BALADA SUMARAH : Deskriminasi Terhadap Perempuan

in #art7 years ago

Saat lampu perlahan hidup, terlihat seorang wanita yang tertunduk duduk di atas sebuah kursi dengan wajah dingin dan beku. Wanita tersebut adalah Sumarah yang tengah berada di persidangan Arab Saudi. Sumarah tengah di sidang atas tuduhan pembunuhan terhadap majikannya. Sumarah adalah seorang tenaga kerja wanita Indonesia (TKW) yang sebentar lagi akan di jatuhi hukuman mati.
“Segala ancaman hukum, vonis mati, saya terima tanpa pembelaan, banding atau apalah namanya”.
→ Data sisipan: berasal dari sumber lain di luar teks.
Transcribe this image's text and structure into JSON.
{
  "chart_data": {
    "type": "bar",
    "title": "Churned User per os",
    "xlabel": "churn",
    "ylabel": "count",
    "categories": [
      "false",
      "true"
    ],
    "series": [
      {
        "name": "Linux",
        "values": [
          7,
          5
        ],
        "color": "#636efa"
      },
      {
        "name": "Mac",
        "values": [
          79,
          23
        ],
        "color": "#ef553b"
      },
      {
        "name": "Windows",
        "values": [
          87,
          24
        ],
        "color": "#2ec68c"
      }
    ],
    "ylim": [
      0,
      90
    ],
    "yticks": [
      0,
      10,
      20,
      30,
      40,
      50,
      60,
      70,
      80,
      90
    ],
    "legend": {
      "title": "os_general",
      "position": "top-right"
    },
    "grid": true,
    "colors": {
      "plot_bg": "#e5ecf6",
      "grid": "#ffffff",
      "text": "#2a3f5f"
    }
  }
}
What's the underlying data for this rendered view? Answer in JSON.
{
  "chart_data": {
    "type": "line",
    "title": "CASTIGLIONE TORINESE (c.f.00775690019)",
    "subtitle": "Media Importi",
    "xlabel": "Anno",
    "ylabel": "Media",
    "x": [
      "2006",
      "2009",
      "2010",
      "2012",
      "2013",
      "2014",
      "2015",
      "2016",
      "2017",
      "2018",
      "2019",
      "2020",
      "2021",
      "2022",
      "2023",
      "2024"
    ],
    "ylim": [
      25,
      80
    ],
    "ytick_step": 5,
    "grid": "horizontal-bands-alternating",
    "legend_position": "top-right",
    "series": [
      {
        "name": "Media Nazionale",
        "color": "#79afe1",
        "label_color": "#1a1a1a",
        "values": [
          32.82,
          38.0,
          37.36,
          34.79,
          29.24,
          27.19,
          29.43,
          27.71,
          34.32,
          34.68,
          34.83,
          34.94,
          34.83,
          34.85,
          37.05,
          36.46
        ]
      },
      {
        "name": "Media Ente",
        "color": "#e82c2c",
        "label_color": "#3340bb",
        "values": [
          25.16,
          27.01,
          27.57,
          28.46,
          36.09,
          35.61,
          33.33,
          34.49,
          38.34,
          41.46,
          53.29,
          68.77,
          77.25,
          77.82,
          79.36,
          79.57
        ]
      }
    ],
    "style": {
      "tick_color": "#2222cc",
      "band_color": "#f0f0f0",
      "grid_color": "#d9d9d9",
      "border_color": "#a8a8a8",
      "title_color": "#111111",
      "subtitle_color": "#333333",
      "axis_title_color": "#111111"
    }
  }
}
Pertunjukan monolog persembahan Mahasiswa Jurusan Sendratasik, Fakultas Ilmu Budaya Universitas Jambi pada 29 Maret 2018 pukul 20.00 WIB di Teater Arena Mursal Esten Institut Seni Indonesia Padangpanjang dengan naskah Balada Sumarah karya Tenterm Lestari yang di sutradarai oleh Puji Puspita Ningrum ini mendapat apresiasi yang cukup baik oleh publik dengan penuh nya gedung pertunjukan oleh penonton pada malam itu. Pertunjukan monolog ini di bantu dengan instrumen musik, dengan pemusiknya adalah Alvina Rhea, didukung oleh artistik dengan penata nya adalah Ratumas Fitri Wulandari. Pertunjukan ini di bimbing oleh Fitri Noveri,S.sn,. M,Sn dan Sarastomi Hanafiah sebagai pemain yaitu Sumarah . Pertunjukan ini berlangsung sekitar 50 menit dan dapat terselenggara berkat kerjasama dengan Himpunan Mahasiswa Program Studi Seni Teater Institut Seni Indonesia Padangpanjang.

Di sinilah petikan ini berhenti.